Octane’s analysis found that the average two-year fixed-rate BTL mortgage rate (75% LTV) had been declining before the Autumn Budget in October 2024, reaching 4.22%.

This rate subsequently increased to 4.28% in November and then fell slightly to 4.26% in December, still marginally higher than the October figure.

However, the December 2024 rate of 4.26% was lower than the 5.40% recorded in December 2023.

Swap rates creep up

The firm’s chief executive, Jonathan Samuels, said: “Since the Budget, we’ve seen swap rates creep up and this has inevitably caused buy to let mortgage rates to follow suit.

“This is due to the fact that many lenders in this market rely on swaps to lend at fixed rates, and the funding lines are priced in relation to swap prices.

“So whilst the base rate has not moved, the funding cost to lenders has gone up.”

He added: “The good news is that both swap rates and buy to let mortgage rates remain far more palatable than they were a year ago and so, at present, many lenders are opting to take the hit on the margin in hopes of a future reduction.

“As a result, there remains a good level of opportunity for buy to let investors to secure a mortgage at a lower rate than they would have a year or so ago.”

Buy to let mortgage rate

Octane’s analysis reveals that the average buy to let mortgage rate in 2024 was 4.53%, compared to 5.47% in 2023.

This drop in BTL rates is attributed to the swap rate market.

The average one-year swap rate in 2024 was 4.81%, down from 5.25% in 2023, while the average five-year swap rate fell from 4.52% to 4.16% over the same period.

Mr Samuels said: “However, the longer this goes on, the more likely they are to pass on this increased cost to borrowers via higher mortgage rates.

“Does this mean that the base rate will go up?

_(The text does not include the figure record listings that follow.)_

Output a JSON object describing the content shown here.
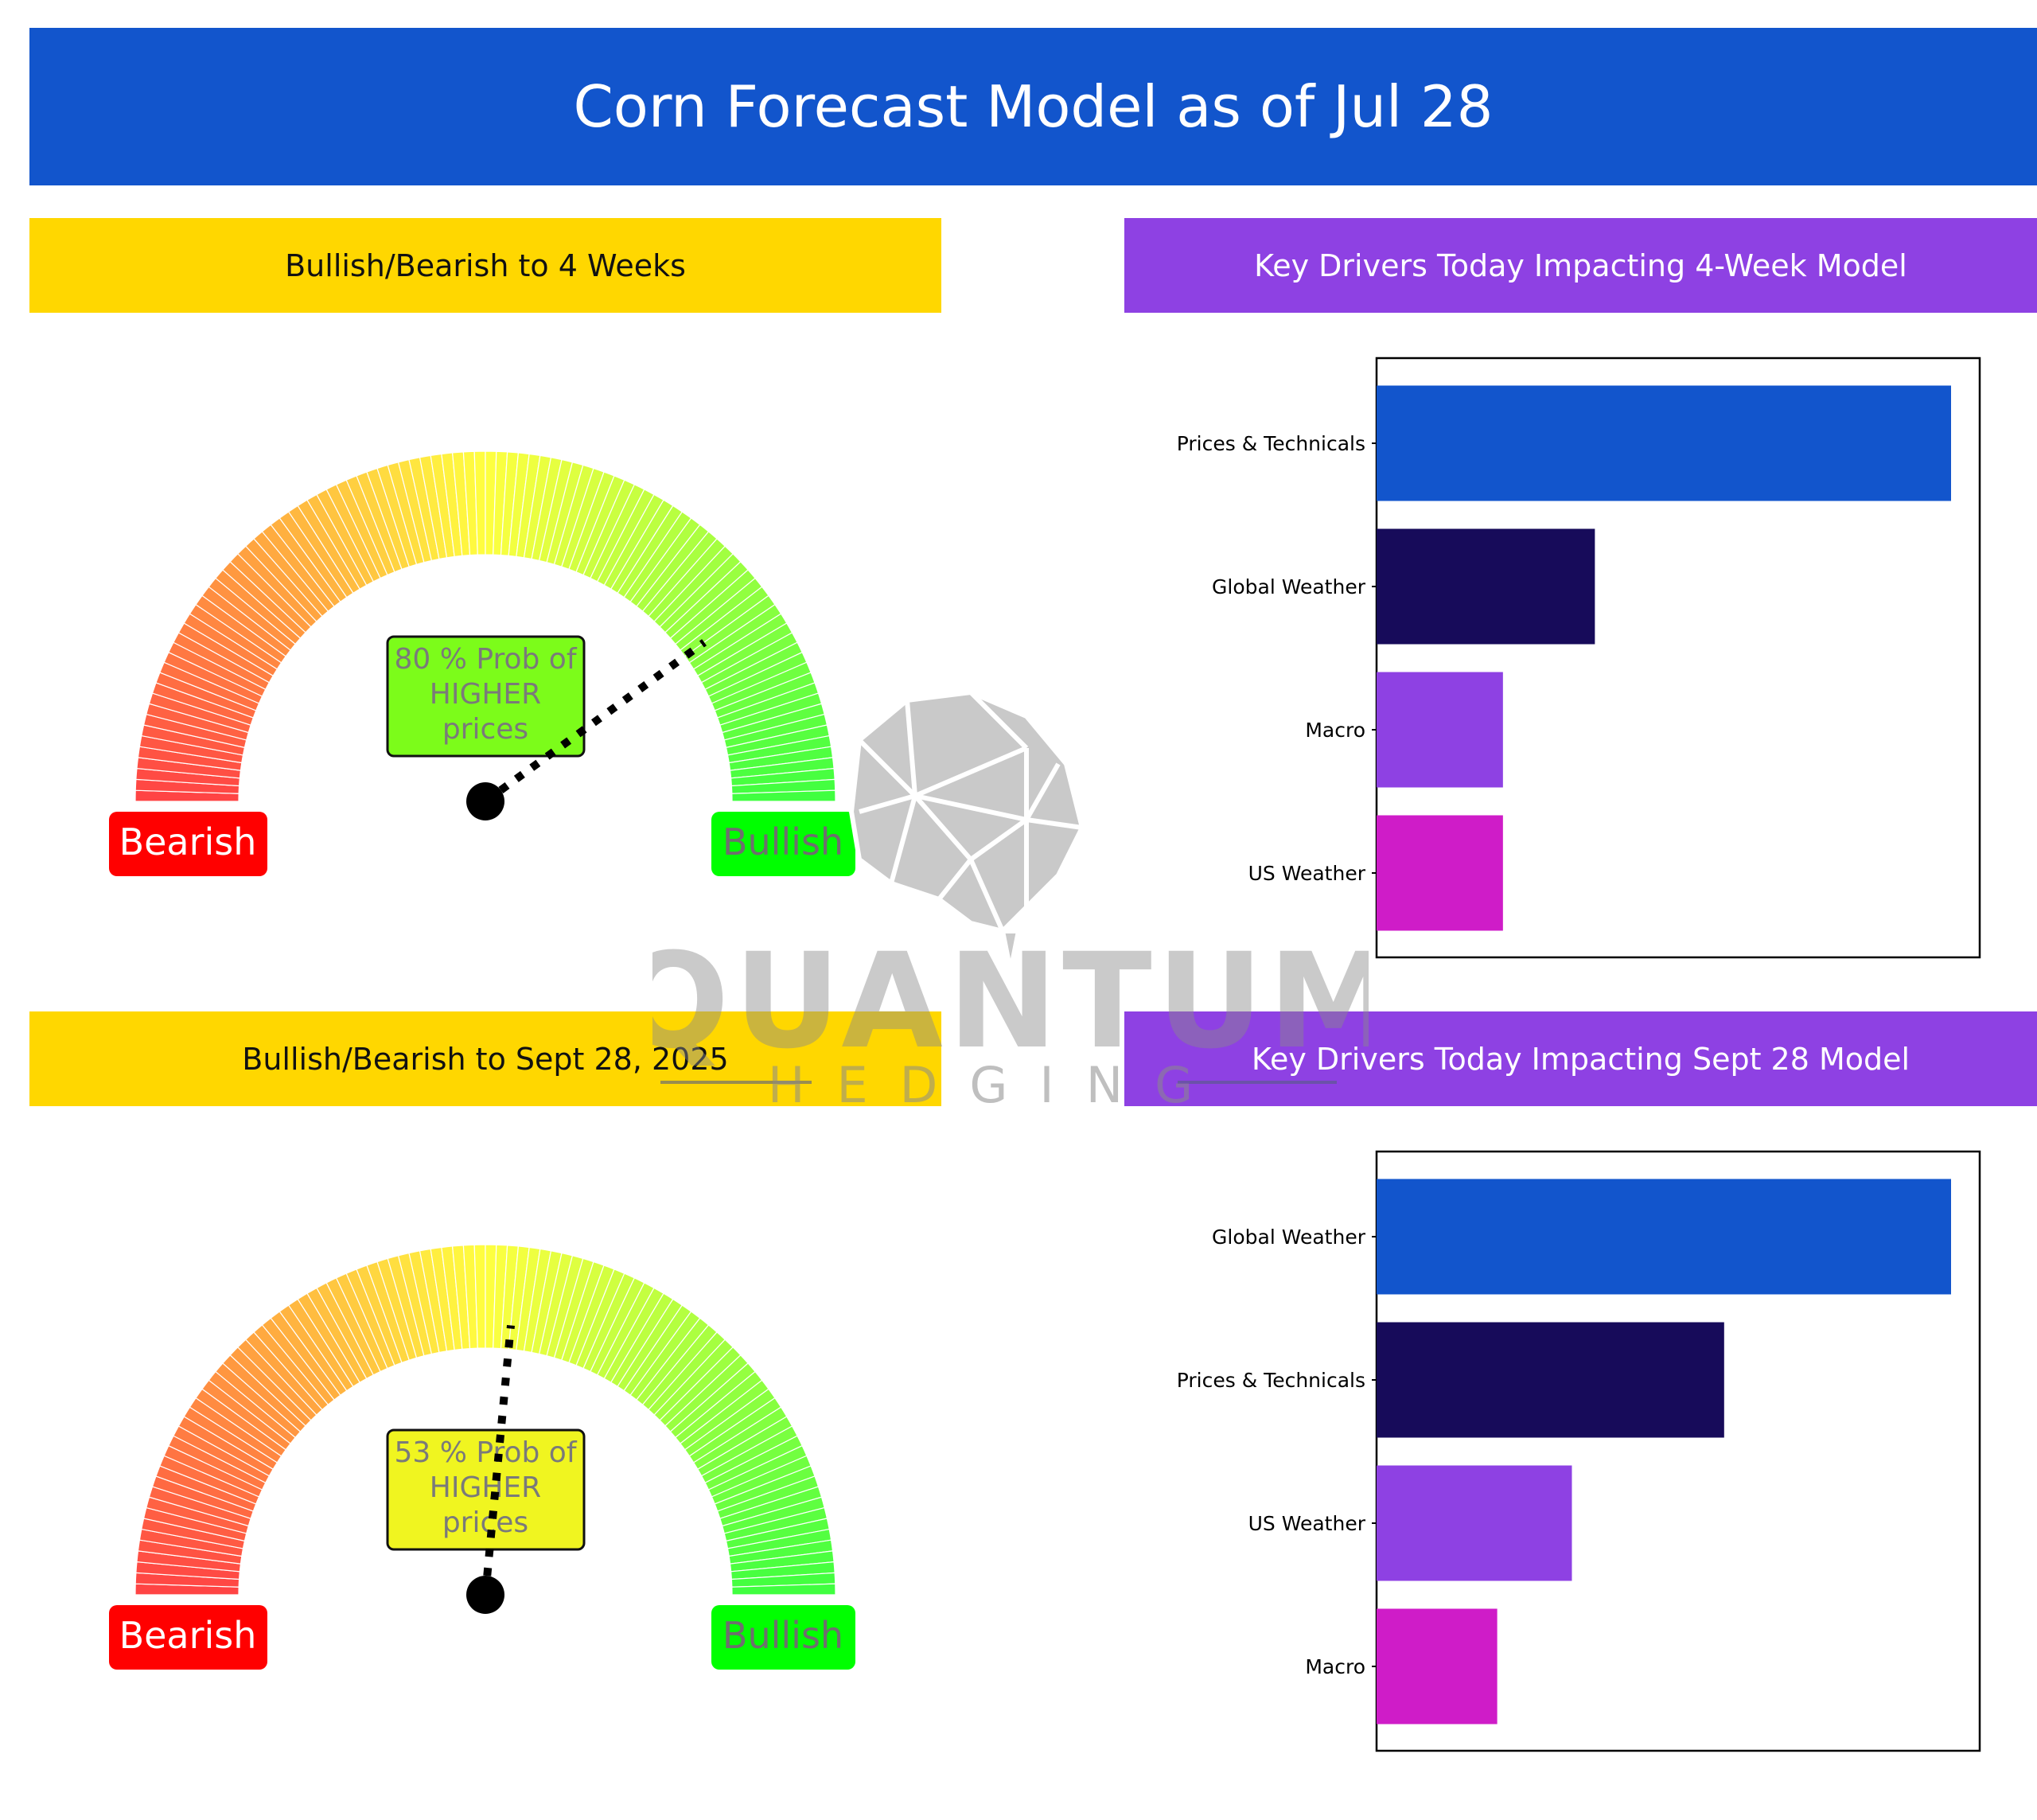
{
  "title": "Corn Forecast Model as of Jul 28",
  "panels": {
    "gauge1": {
      "heading": "Bullish/Bearish to 4 Weeks",
      "probability": 80,
      "label_lines": [
        "80 % Prob of",
        "HIGHER",
        "prices"
      ],
      "box_color": "#7CFC1A",
      "bearish_label": "Bearish",
      "bullish_label": "Bullish"
    },
    "gauge2": {
      "heading": "Bullish/Bearish to Sept 28, 2025",
      "probability": 53,
      "label_lines": [
        "53 % Prob of",
        "HIGHER",
        "prices"
      ],
      "box_color": "#F0F520",
      "bearish_label": "Bearish",
      "bullish_label": "Bullish"
    },
    "drivers1": {
      "heading": "Key Drivers Today Impacting 4-Week Model"
    },
    "drivers2": {
      "heading": "Key Drivers Today Impacting Sept 28 Model"
    }
  },
  "colors": {
    "banner": "#1255CC",
    "yellow_header": "#FFD700",
    "purple_header": "#8E41E3",
    "bearish": "#FF0000",
    "bullish": "#00FF00",
    "bar1": "#1255CC",
    "bar2": "#170B5A",
    "bar3": "#8E41E3",
    "bar4": "#CF1CC8"
  },
  "watermark": {
    "brand": "QUANTUM",
    "sub": "HEDGING"
  },
  "chart_data": [
    {
      "type": "gauge",
      "title": "Bullish/Bearish to 4 Weeks",
      "value": 80,
      "range": [
        0,
        100
      ],
      "labels": [
        "Bearish",
        "Bullish"
      ],
      "annotation": "80 % Prob of HIGHER prices"
    },
    {
      "type": "bar",
      "orientation": "horizontal",
      "title": "Key Drivers Today Impacting 4-Week Model",
      "categories": [
        "Prices & Technicals",
        "Global Weather",
        "Macro",
        "US Weather"
      ],
      "values": [
        1.0,
        0.38,
        0.22,
        0.22
      ],
      "xlabel": "",
      "ylabel": ""
    },
    {
      "type": "gauge",
      "title": "Bullish/Bearish to Sept 28, 2025",
      "value": 53,
      "range": [
        0,
        100
      ],
      "labels": [
        "Bearish",
        "Bullish"
      ],
      "annotation": "53 % Prob of HIGHER prices"
    },
    {
      "type": "bar",
      "orientation": "horizontal",
      "title": "Key Drivers Today Impacting Sept 28 Model",
      "categories": [
        "Global Weather",
        "Prices & Technicals",
        "US Weather",
        "Macro"
      ],
      "values": [
        1.0,
        0.605,
        0.34,
        0.21
      ],
      "xlabel": "",
      "ylabel": ""
    }
  ]
}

Not necessarily.”

Mortgage rates increase

He continued: “If mortgage rates increase it will push up inflation, but it will also weaken the economy.

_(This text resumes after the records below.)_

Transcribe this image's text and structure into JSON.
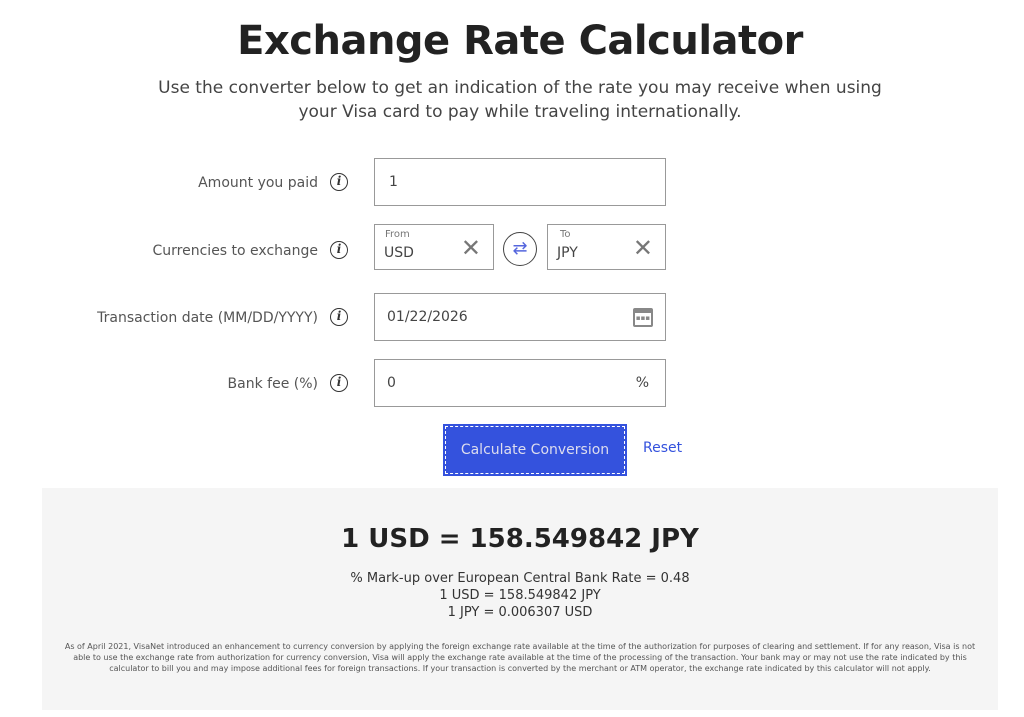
{
  "title": "Exchange Rate Calculator",
  "subtitle": "Use the converter below to get an indication of the rate you may receive when using your Visa card to pay while traveling internationally.",
  "form": {
    "amount": {
      "label": "Amount you paid",
      "value": "1"
    },
    "currencies": {
      "label": "Currencies to exchange",
      "from_label": "From",
      "from_value": "USD",
      "to_label": "To",
      "to_value": "JPY"
    },
    "date": {
      "label": "Transaction date (MM/DD/YYYY)",
      "value": "01/22/2026"
    },
    "fee": {
      "label": "Bank fee (%)",
      "value": "0",
      "suffix": "%"
    },
    "calculate_label": "Calculate Conversion",
    "reset_label": "Reset"
  },
  "result": {
    "headline": "1 USD = 158.549842 JPY",
    "markup": "% Mark-up over European Central Bank Rate = 0.48",
    "forward": "1 USD = 158.549842 JPY",
    "reverse": "1 JPY = 0.006307 USD",
    "disclaimer": "As of April 2021, VisaNet introduced an enhancement to currency conversion by applying the foreign exchange rate available at the time of the authorization for purposes of clearing and settlement. If for any reason, Visa is not able to use the exchange rate from authorization for currency conversion, Visa will apply the exchange rate available at the time of the processing of the transaction. Your bank may or may not use the rate indicated by this calculator to bill you and may impose additional fees for foreign transactions. If your transaction is converted by the merchant or ATM operator, the exchange rate indicated by this calculator will not apply."
  },
  "colors": {
    "accent": "#3452dd",
    "result_bg": "#f5f5f5"
  }
}
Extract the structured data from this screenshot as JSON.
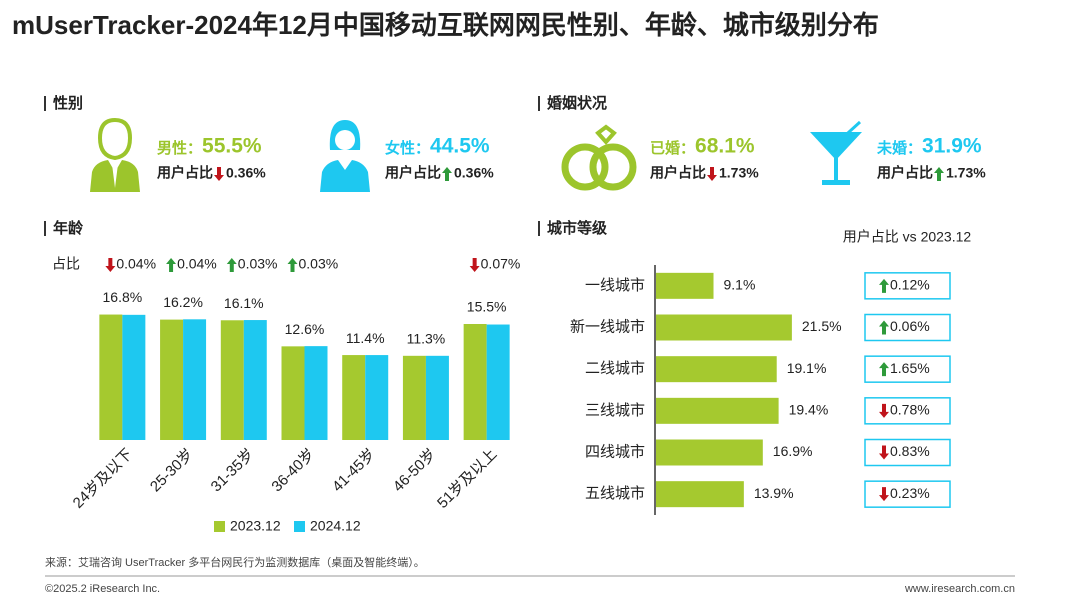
{
  "title": "mUserTracker-2024年12月中国移动互联网网民性别、年龄、城市级别分布",
  "gender": {
    "heading": "性别",
    "items": [
      {
        "label": "男性：",
        "value": "55.5%",
        "share_label": "用户占比",
        "change": "0.36%",
        "dir": "down",
        "color": "#9cc52c"
      },
      {
        "label": "女性：",
        "value": "44.5%",
        "share_label": "用户占比",
        "change": "0.36%",
        "dir": "up",
        "color": "#1ec8f0"
      }
    ]
  },
  "marriage": {
    "heading": "婚姻状况",
    "items": [
      {
        "label": "已婚：",
        "value": "68.1%",
        "share_label": "用户占比",
        "change": "1.73%",
        "dir": "down",
        "color": "#9cc52c"
      },
      {
        "label": "未婚：",
        "value": "31.9%",
        "share_label": "用户占比",
        "change": "1.73%",
        "dir": "up",
        "color": "#1ec8f0"
      }
    ]
  },
  "chart_data": [
    {
      "type": "bar",
      "heading": "年龄",
      "change_label": "占比",
      "categories": [
        "24岁及以下",
        "25-30岁",
        "31-35岁",
        "36-40岁",
        "41-45岁",
        "46-50岁",
        "51岁及以上"
      ],
      "series": [
        {
          "name": "2023.12",
          "color": "#a5c92f",
          "values": [
            16.84,
            16.16,
            16.07,
            12.57,
            11.4,
            11.3,
            15.57
          ]
        },
        {
          "name": "2024.12",
          "color": "#1ec8f0",
          "values": [
            16.8,
            16.2,
            16.1,
            12.6,
            11.4,
            11.3,
            15.5
          ],
          "value_labels": [
            "16.8%",
            "16.2%",
            "16.1%",
            "12.6%",
            "11.4%",
            "11.3%",
            "15.5%"
          ]
        }
      ],
      "changes": [
        {
          "dir": "down",
          "label": "0.04%"
        },
        {
          "dir": "up",
          "label": "0.04%"
        },
        {
          "dir": "up",
          "label": "0.03%"
        },
        {
          "dir": "up",
          "label": "0.03%"
        },
        null,
        null,
        {
          "dir": "down",
          "label": "0.07%"
        }
      ],
      "ylim": [
        0,
        20
      ]
    },
    {
      "type": "hbar",
      "heading": "城市等级",
      "subtitle": "用户占比 vs 2023.12",
      "categories": [
        "一线城市",
        "新一线城市",
        "二线城市",
        "三线城市",
        "四线城市",
        "五线城市"
      ],
      "values": [
        9.1,
        21.5,
        19.1,
        19.4,
        16.9,
        13.9
      ],
      "value_labels": [
        "9.1%",
        "21.5%",
        "19.1%",
        "19.4%",
        "16.9%",
        "13.9%"
      ],
      "color": "#a5c92f",
      "changes": [
        {
          "dir": "up",
          "label": "0.12%"
        },
        {
          "dir": "up",
          "label": "0.06%"
        },
        {
          "dir": "up",
          "label": "1.65%"
        },
        {
          "dir": "down",
          "label": "0.78%"
        },
        {
          "dir": "down",
          "label": "0.83%"
        },
        {
          "dir": "down",
          "label": "0.23%"
        }
      ],
      "xlim": [
        0,
        25
      ]
    }
  ],
  "footer": {
    "source": "来源：艾瑞咨询 UserTracker 多平台网民行为监测数据库（桌面及智能终端）。",
    "copyright": "©2025.2 iResearch Inc.",
    "url": "www.iresearch.com.cn"
  }
}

“The Bank of England may be reluctant to put more stress into the economy by hiking rates, especially as growth is so limited, as this could actually push the UK into a recession unintentionally.

“So, if base rates are held, or even come down, lenders with variable rates linked to the base rate will likely look even cheaper compared to those fixed rates being priced off an increased swap rate and this is where investors should look when assessing their options for the year ahead.”